New Ultrathin Coating to Corrosion-Proof Thin Atomic Sheets

A variety of two-dimensional materials that have promising properties for optical, electronic, or optoelectronic applications have been held back by the fact that they quickly degrade when exposed to oxygen and water vapor. The protective coatings developed thus far have proven to be expensive and toxic, and cannot be taken off.

Now, a team of researchers at MIT and elsewhere has developed an ultrathin coating that is inexpensive, simple to apply, and can be removed by applying certain acids.

The new coating could open up a wide variety of potential applications for these “fascinating” 2D materials, the researchers say. Their findings are reported this week in the journal PNAS, in a paper by MIT graduate student Cong Su; professors Ju Li, Jing Kong, Mircea Dinca, and Juejun Hu; and 13 others at MIT and in Australia, China, Denmark, Japan, and the U.K.

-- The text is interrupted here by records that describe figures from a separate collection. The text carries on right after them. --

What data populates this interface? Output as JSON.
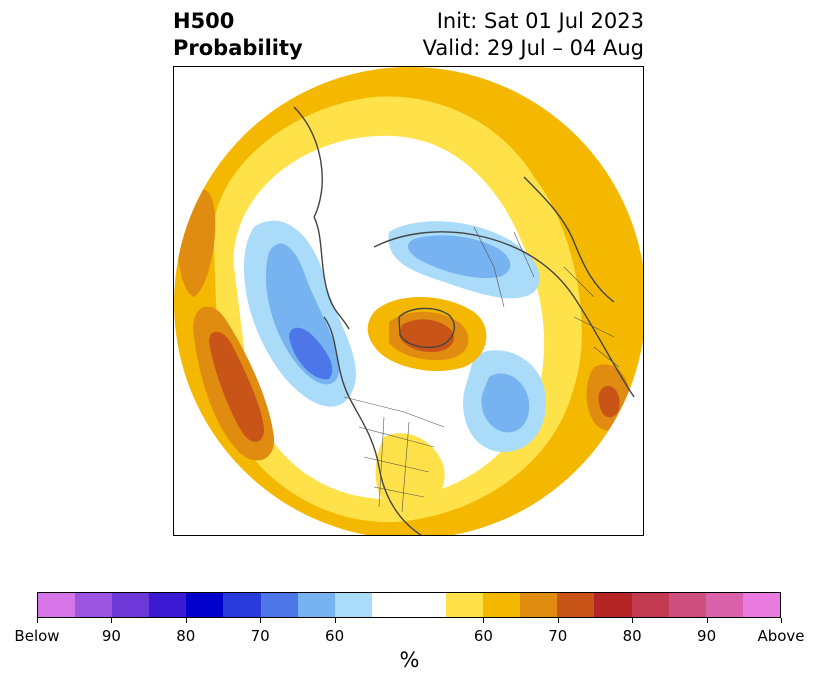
{
  "header": {
    "title_line1": "H500",
    "title_line2": "Probability",
    "init_text": "Init: Sat 01 Jul 2023",
    "valid_text": "Valid: 29 Jul – 04 Aug"
  },
  "colorbar": {
    "colors": [
      "#d675e8",
      "#9b55e0",
      "#6c38d8",
      "#3b1ad4",
      "#0000cc",
      "#2a3bdc",
      "#4d76e8",
      "#76b3f0",
      "#aadcfa",
      "#ffffff",
      "#ffffff",
      "#ffe24a",
      "#f5b800",
      "#e08c10",
      "#c85418",
      "#b52525",
      "#c23a52",
      "#cc4f7e",
      "#da62ac",
      "#e87ae0"
    ],
    "tick_labels": [
      "Below",
      "90",
      "80",
      "70",
      "60",
      "60",
      "70",
      "80",
      "90",
      "Above"
    ],
    "units": "%"
  },
  "map": {
    "projection": "north-polar-stereographic",
    "variable": "500 hPa height probability",
    "above_normal_color": "#f5b800",
    "below_normal_color": "#76b3f0"
  }
}
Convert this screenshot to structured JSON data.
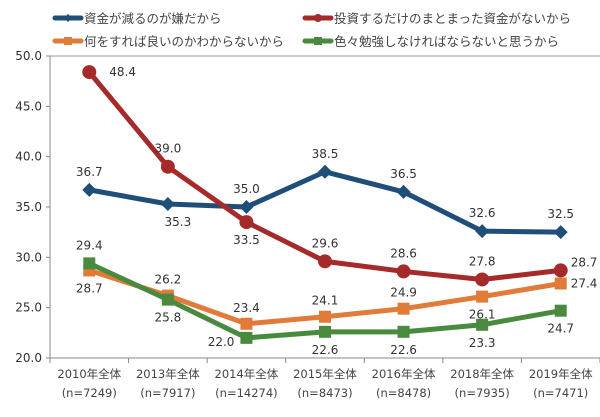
{
  "chart_data": {
    "type": "line",
    "title": "",
    "xlabel": "",
    "ylabel": "",
    "ylim": [
      20,
      50
    ],
    "yticks": [
      "20.0",
      "25.0",
      "30.0",
      "35.0",
      "40.0",
      "45.0",
      "50.0"
    ],
    "grid": false,
    "legend_placement": "top",
    "categories": [
      [
        "2010年全体",
        "(n=7249)"
      ],
      [
        "2013年全体",
        "(n=7917)"
      ],
      [
        "2014年全体",
        "(n=14274)"
      ],
      [
        "2015年全体",
        "(n=8473)"
      ],
      [
        "2016年全体",
        "(n=8478)"
      ],
      [
        "2018年全体",
        "(n=7935)"
      ],
      [
        "2019年全体",
        "(n=7471)"
      ]
    ],
    "series": [
      {
        "name": "資金が減るのが嫌だから",
        "color": "#1f4e79",
        "marker": "diamond",
        "values": [
          36.7,
          35.3,
          35.0,
          38.5,
          36.5,
          32.6,
          32.5
        ]
      },
      {
        "name": "投資するだけのまとまった資金がないから",
        "color": "#a52a2a",
        "marker": "circle",
        "values": [
          48.4,
          39.0,
          33.5,
          29.6,
          28.6,
          27.8,
          28.7
        ]
      },
      {
        "name": "何をすれば良いのかわからないから",
        "color": "#e07b39",
        "marker": "square",
        "values": [
          28.7,
          26.2,
          23.4,
          24.1,
          24.9,
          26.1,
          27.4
        ]
      },
      {
        "name": "色々勉強しなければならないと思うから",
        "color": "#4a8a3f",
        "marker": "square",
        "values": [
          29.4,
          25.8,
          22.0,
          22.6,
          22.6,
          23.3,
          24.7
        ]
      }
    ]
  }
}
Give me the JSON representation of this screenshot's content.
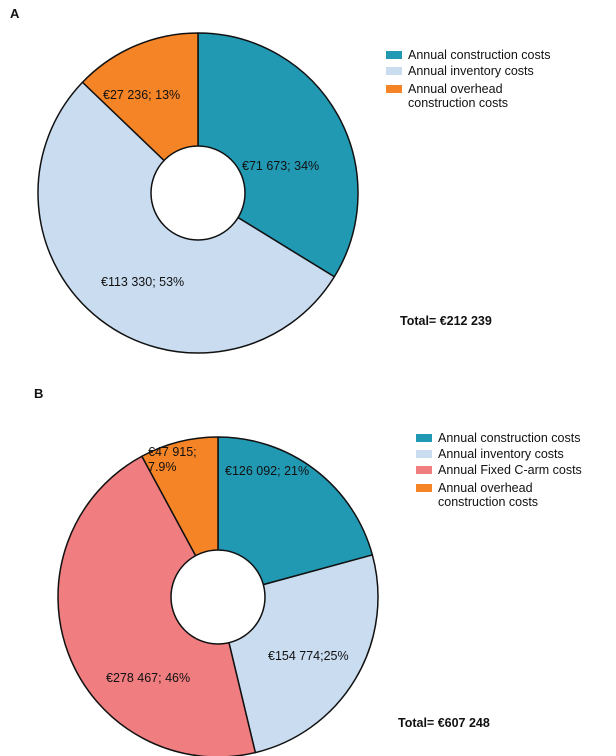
{
  "chart_data": [
    {
      "type": "pie",
      "panel": "A",
      "categories": [
        "Annual construction costs",
        "Annual inventory costs",
        "Annual overhead construction costs"
      ],
      "values": [
        71673,
        113330,
        27236
      ],
      "percent": [
        34,
        53,
        13
      ],
      "slice_labels": [
        "€71 673; 34%",
        "€113 330; 53%",
        "€27 236; 13%"
      ],
      "colors": [
        "#2299b3",
        "#c9dcf0",
        "#f58426"
      ],
      "legend": [
        {
          "lines": [
            "Annual construction costs"
          ],
          "color": "#2299b3"
        },
        {
          "lines": [
            "Annual inventory costs"
          ],
          "color": "#c9dcf0"
        },
        {
          "lines": [
            "Annual overhead",
            "construction costs"
          ],
          "color": "#f58426"
        }
      ],
      "legend_position": "top-right",
      "total": "Total= €212 239"
    },
    {
      "type": "pie",
      "panel": "B",
      "categories": [
        "Annual construction costs",
        "Annual inventory costs",
        "Annual Fixed C-arm costs",
        "Annual overhead construction costs"
      ],
      "values": [
        126092,
        154774,
        278467,
        47915
      ],
      "percent": [
        21,
        25,
        46,
        7.9
      ],
      "slice_labels": [
        "€126 092; 21%",
        "€154 774;25%",
        "€278 467; 46%",
        "€47 915; 7.9%"
      ],
      "colors": [
        "#2299b3",
        "#c9dcf0",
        "#f07e80",
        "#f58426"
      ],
      "legend": [
        {
          "lines": [
            "Annual construction costs"
          ],
          "color": "#2299b3"
        },
        {
          "lines": [
            "Annual inventory costs"
          ],
          "color": "#c9dcf0"
        },
        {
          "lines": [
            "Annual Fixed C-arm costs"
          ],
          "color": "#f07e80"
        },
        {
          "lines": [
            "Annual overhead",
            "construction costs"
          ],
          "color": "#f58426"
        }
      ],
      "legend_position": "top-right",
      "total": "Total= €607 248"
    }
  ]
}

Research on 2D materials, which form thin sheets just one or a few atoms thick, is “a very active field,” Li says. Because of their unusual electronic and optical properties, these materials have promising applications, such as highly sensitive light detectors. But many of them, including black phosphorus and a whole category of materials known as transition metal dichalcogenides (TMDs), corrode when exposed to humid air or to various chemicals. Many of them degrade significantly in just hours, precluding their usefulness for real-world applications.